08 agosto 2011

LA FEA BURGUESÍA

Estos son los valores que Castillejo ha preferido sobre todas las cosas: Primero, un salario pingüe y pacífico, obtenido sin contingencia, como ejemplar de la clase feudal o gobernante; segundo, el sentimiento de pertenecer a la casta dominante y de saber que la policía ha sido constituida para protegerle, no para obligarle; tercero, el respeto de la comunidad, que le considera individuo de Poder, inmerso en la cosa pública y voz en el coro que adora el Dictador; cuarto, los goces que procuran el alto salario y la relevancia social: estos banquetes, aquellas cenas, esos viajes, comisiones en el extranjero; quinto, la intimidad de un hogar confortable y apartado, donde se reduce y concluye el mundo en la mujer y la hija; sexto, la conciencia de la diferencia entre la familia Castillejo y, por ejemplo, la familia de un peón agricultor, sensación que el catedrático experimenta cuando viaja en los trenes expreso y ocupa su apartamento-cama en un vagón distante y separado de los emigrantes; y séptimo, la facultad de opinar e interpretar, como ungido por el carisma del Dictador, ante la aquiescencia de quienes se encuentran fuera del séquito estatal, y, por consiguiente, configurados como pueblo. Naturalmente, para poseer el último valor, necesita los otros seis, por lo cual el séptimo se da como conclusión de los demás.
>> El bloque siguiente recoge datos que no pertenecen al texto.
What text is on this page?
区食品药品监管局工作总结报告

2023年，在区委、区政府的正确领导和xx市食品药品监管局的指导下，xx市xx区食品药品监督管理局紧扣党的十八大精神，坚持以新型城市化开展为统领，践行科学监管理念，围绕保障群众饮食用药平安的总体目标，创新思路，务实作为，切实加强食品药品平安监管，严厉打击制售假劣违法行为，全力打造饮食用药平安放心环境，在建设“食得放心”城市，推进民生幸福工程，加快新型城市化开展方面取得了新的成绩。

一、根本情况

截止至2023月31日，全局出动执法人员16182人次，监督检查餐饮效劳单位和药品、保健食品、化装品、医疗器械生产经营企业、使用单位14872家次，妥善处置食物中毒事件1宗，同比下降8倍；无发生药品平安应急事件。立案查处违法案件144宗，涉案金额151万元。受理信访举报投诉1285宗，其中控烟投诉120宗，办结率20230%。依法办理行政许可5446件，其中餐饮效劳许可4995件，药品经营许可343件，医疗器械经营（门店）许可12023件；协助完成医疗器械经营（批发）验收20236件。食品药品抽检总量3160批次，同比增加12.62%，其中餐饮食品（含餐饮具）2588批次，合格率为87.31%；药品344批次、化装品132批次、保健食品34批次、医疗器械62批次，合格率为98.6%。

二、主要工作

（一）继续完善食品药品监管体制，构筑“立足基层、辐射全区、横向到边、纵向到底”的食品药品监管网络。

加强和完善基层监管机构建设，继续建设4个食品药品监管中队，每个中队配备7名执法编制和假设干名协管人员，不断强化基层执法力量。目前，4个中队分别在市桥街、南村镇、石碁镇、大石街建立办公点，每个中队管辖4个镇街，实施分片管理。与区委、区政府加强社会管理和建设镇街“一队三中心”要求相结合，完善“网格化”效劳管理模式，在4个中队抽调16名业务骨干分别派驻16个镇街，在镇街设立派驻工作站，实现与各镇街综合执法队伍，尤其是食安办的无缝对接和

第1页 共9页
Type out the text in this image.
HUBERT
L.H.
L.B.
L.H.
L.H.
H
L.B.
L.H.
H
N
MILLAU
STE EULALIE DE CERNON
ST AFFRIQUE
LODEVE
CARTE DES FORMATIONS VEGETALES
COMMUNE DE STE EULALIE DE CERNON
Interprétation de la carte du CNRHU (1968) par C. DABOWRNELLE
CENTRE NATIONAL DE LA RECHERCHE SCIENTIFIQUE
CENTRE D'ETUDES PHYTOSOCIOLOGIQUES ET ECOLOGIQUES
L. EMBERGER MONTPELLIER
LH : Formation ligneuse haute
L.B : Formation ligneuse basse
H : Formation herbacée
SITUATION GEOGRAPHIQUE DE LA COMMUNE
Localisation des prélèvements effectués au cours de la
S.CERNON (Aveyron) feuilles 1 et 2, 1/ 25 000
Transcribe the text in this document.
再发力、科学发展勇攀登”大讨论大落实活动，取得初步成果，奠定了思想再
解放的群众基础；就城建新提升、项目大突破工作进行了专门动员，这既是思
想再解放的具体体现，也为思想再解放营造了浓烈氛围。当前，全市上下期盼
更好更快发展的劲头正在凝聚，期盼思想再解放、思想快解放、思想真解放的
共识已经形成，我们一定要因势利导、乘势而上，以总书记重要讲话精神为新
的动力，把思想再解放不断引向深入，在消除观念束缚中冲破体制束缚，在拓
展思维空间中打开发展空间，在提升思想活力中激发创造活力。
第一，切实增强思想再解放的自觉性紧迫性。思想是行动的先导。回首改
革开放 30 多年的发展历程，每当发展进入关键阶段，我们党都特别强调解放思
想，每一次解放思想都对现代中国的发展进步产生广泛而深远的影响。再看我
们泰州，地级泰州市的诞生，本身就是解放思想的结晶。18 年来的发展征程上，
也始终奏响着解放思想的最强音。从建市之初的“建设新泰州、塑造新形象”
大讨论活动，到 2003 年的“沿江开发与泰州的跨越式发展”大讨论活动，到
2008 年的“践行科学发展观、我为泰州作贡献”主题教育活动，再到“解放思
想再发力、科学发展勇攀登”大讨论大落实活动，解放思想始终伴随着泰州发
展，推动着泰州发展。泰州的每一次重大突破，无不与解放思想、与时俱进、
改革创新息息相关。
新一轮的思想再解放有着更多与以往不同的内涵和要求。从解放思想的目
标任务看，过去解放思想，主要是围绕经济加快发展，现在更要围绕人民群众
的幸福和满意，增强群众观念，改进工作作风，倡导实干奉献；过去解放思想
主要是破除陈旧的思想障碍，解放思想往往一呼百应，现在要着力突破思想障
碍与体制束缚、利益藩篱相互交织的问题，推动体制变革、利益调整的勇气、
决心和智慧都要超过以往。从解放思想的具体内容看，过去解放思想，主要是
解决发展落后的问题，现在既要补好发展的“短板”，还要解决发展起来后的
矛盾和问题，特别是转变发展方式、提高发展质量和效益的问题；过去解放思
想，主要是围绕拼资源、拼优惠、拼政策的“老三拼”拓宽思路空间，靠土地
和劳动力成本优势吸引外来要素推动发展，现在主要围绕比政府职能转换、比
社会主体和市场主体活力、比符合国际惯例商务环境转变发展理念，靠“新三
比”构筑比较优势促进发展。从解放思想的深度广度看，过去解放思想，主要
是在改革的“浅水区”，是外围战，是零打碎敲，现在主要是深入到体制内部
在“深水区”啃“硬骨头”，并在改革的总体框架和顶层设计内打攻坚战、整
Conforme medita, Castillejo se derrumba: «La vida es un suceso vulgar y tedioso. En la juventud nos proponemos modelos, pero, cuando los alcanzamos en la madurez, los hallamos fútiles y corruptos; nada de cuanto pretendemos se revela noble al lograrlo; nuestras manos siempre aparecen vacías, y nosotros, en el error» -piensa el catedrático. Y recuerda esta frase de Juan Pérez Valenzuela: «Un joven quiso ser escribano; mas, cuando lo consiguió, ya no era el joven que ambicionó ser escribano ni el escribano que el joven quiso devenir».
Castillejo se ha angustiado repentinamente. Acaba de descubrir que no le gustaría volver a vivir. «¿Para qué existir? ¿Para qué comenzar de nuevo, como empieza Valverde?-se ha preguntado. Y hase estremecido profundamente, porque ha advertido algo terrible: su yerno ha decidido opositar a determinada cátedra, y él tendrá que proporcionarle éxitos. Cecilia recita implacable: «El muchacho vale». Berta, como otrora su madre, copia la tesis de Valverde en papel mecanografiado, y aquél frunce la boca. Cecilia se ha atrevido a memoriar, incluso, que su cuñado, el pro- hombre, convocó antaño oposiciones para Castillejo; más todavía: se ha permitido leerle unos párrafos del trabajo doctoral del pretendiente. «En verdad que la tesis de mi yerno es la historia de mi vejez» -ha pensado. Sin embargo, el catedrático debería haber declarado: «En este nuestro mundo de burgueses, la sabiduría oficial y estipendiada resulta biografía de ciertas mujeres y familias-.
«¿Se repetirá mi proceso en Valverde, como la especie repite al individuos -se ha preguntado Castillejo. Y ha sentido descarado rencor contra su yerno y su hija. «No quiero visitarles en el futuro; en cuanto obtengan la cátedra y ocupen su Universidad, terminaran para mi» -ha confesado. Y con ello ha reconocido que Valverde es suceso irremediable. Luego, ha agregado: «Naturalmente, Cecilia marchará largos meses con ellos, criará los nietos y asistirá a las conferencias del docto». No ha mucho, susurró el yerno: «Usted sabe, Cipriano, que yo soy el más inteligente de los quince opositores». Castillejo ha alcanzado el límite de la desolación; ha recordado que, dieciocho años atrás, lloró de despecho y espetó la misma sentencia a su cuñado.
Conforme medita, Castillejo se derrumba; mas ya no puede meditar. Tres personas han aparecido ante sus ojos: Cecilia, cargada de paquetería; Berta, siempre en la actualidad modisteril, y Valverde, gozoso, satisfecho, exultante, con los labios fruncidos.
«Esta Cecilia, cada vez más vieja y necia». Tal ha sido el último pensamiento de Castillejo; después ha comenzado a conversar.